Comment Guidelines

Communicating constructively and effectively about clergy sexual misconduct (CSM) is delicate work. Feelings run high and it’s all too easy to devolve into the destructive language of blame and shame.

Our church knows first-hand. In 1994, the level of hostility was so intense that our then District Executive noted that we had a “level 5 conflict” — level 6 being war. In time, though, we learned. And we have flourished. For example, our church has become a stronghold of Nonviolent Communication (NVC) in our local community. And we of Safety Net use these same principals in our work. Sometimes we call it nonviolent communication and sometimes speaking the truth in love, but usually we call it shared ministry.

We hope that with our 2014 redesign, Safety Net’s website will nurture communication about clergy sexual misconduct throughout our beloved faith. And so we encourage everyone to comment on our posts.

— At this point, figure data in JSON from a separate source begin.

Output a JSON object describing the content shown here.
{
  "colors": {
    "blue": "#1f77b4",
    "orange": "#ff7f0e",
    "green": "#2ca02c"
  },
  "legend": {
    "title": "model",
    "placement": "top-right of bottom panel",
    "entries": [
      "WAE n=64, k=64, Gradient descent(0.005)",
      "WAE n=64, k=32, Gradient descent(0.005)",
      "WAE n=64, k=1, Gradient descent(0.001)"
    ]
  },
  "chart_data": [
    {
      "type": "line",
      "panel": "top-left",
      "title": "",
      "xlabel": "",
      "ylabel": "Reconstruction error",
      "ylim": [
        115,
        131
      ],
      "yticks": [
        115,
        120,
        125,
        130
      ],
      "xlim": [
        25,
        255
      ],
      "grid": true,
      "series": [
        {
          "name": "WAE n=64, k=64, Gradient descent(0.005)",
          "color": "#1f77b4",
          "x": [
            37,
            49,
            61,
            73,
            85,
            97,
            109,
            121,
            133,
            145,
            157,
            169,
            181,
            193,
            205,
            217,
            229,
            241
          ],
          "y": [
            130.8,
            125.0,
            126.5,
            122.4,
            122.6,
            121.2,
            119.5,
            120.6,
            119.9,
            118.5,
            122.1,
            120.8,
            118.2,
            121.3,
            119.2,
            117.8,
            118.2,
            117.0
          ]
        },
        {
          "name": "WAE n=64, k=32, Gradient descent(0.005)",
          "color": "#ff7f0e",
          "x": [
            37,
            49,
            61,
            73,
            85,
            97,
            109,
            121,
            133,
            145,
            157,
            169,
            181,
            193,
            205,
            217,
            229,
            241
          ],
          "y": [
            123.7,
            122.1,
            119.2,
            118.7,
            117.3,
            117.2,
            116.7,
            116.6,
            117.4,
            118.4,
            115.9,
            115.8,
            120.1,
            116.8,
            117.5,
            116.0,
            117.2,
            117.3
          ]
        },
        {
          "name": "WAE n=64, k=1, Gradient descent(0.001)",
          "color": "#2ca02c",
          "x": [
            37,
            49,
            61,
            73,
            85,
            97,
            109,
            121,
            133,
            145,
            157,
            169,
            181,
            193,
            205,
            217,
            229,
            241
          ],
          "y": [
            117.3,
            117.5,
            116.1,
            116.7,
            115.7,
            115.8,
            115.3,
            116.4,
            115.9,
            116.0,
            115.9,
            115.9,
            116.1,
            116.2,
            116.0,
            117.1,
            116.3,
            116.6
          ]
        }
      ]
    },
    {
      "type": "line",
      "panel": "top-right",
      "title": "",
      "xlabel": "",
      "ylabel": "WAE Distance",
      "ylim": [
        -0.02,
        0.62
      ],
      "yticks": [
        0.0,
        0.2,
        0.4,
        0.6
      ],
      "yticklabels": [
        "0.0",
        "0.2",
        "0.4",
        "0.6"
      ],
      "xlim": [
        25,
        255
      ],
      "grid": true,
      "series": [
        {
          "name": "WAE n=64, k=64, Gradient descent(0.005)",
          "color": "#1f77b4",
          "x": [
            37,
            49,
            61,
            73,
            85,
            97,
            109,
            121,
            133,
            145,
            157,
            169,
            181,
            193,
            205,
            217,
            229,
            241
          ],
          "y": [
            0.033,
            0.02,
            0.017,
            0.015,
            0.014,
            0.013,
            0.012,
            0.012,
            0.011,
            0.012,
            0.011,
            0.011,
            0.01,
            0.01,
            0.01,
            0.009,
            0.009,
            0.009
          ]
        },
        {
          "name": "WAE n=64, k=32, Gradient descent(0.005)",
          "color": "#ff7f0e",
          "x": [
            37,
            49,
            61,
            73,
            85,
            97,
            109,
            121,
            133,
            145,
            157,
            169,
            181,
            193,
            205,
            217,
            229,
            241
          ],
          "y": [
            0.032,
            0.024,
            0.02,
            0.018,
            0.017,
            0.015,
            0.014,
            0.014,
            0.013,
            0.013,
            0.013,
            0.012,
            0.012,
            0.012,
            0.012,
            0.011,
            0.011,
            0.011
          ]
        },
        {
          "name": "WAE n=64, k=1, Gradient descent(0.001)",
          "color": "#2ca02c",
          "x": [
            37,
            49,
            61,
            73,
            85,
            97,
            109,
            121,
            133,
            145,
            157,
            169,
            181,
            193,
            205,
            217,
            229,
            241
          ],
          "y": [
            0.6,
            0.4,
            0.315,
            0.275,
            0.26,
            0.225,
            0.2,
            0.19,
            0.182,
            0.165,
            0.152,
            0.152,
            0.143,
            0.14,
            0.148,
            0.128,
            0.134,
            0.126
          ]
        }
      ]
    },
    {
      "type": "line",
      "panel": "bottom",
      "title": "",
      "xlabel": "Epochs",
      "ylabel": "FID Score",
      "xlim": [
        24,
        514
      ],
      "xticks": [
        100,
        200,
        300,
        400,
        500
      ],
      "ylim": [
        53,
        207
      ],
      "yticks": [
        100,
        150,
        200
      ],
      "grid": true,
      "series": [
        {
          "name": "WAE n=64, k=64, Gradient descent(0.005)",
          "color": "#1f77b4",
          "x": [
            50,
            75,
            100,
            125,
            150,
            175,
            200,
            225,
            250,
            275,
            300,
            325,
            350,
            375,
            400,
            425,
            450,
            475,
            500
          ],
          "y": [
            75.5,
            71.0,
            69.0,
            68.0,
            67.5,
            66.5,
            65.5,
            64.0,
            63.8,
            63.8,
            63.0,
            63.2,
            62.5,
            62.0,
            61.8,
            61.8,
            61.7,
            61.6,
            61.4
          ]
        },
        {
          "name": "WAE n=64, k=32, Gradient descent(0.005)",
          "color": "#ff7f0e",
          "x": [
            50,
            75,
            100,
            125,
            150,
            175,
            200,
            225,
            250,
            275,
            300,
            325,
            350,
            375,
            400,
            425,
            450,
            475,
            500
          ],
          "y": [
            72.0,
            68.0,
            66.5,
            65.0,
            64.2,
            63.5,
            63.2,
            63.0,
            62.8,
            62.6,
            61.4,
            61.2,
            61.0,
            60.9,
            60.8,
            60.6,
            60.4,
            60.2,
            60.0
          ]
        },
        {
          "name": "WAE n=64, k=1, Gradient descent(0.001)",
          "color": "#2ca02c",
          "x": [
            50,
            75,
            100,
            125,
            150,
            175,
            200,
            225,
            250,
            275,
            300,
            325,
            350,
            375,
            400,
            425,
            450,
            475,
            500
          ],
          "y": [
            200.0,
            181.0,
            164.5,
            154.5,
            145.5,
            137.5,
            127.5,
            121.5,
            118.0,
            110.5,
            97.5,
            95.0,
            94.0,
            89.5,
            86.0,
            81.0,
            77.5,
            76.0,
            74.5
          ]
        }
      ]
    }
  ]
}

Please be mindful of how you express yourself when you do. We will not post comments that we believe have a tone of blame, bullying, or the like.

We know this can be very challenging to do. It’s not the norm in our society. For those unfamiliar with these techniques, a simple formula is to (1) stick with “I statements” — talking about your feelings and unmet needs, and (2) remove the names and other clear identifiers of individuals who have hurt you.

Also, we also do not post essays disguised as comments, so please be reasonably brief.

A Note to Survivors of UU CSM

If you have been a victim of clergy sexual misconduct, first and foremost we of Safety Net wish to express our profound sorrow that your trust has been so egregiously violated by a Unitarian Universalist minister. We grieve with you over this breach of sacred trust that has threatened your connection to life and love.

If you wish to make comments, please know that we are here to support you in finding ways to express your truth in a spirit of love. We know it can be difficult to downplay emotions like anger when you write of these experiences. We encourage you to breathe, know that we are here for you, and let us help you in framing your truth. It is fine to use “Confidential” as your name. Just be sure to use a working email address so we can follow up with you and verify that you are not a spammer.

One Response

  1. Bob says:

    In addition to clergy sexual misconduct, do you know if there is anything being done about simple misconduct (minister’s lying to and about congregants, purposefully and knowingly mistreating members, misleading members about other members, etc.)? It is just as harmful to people and congregations.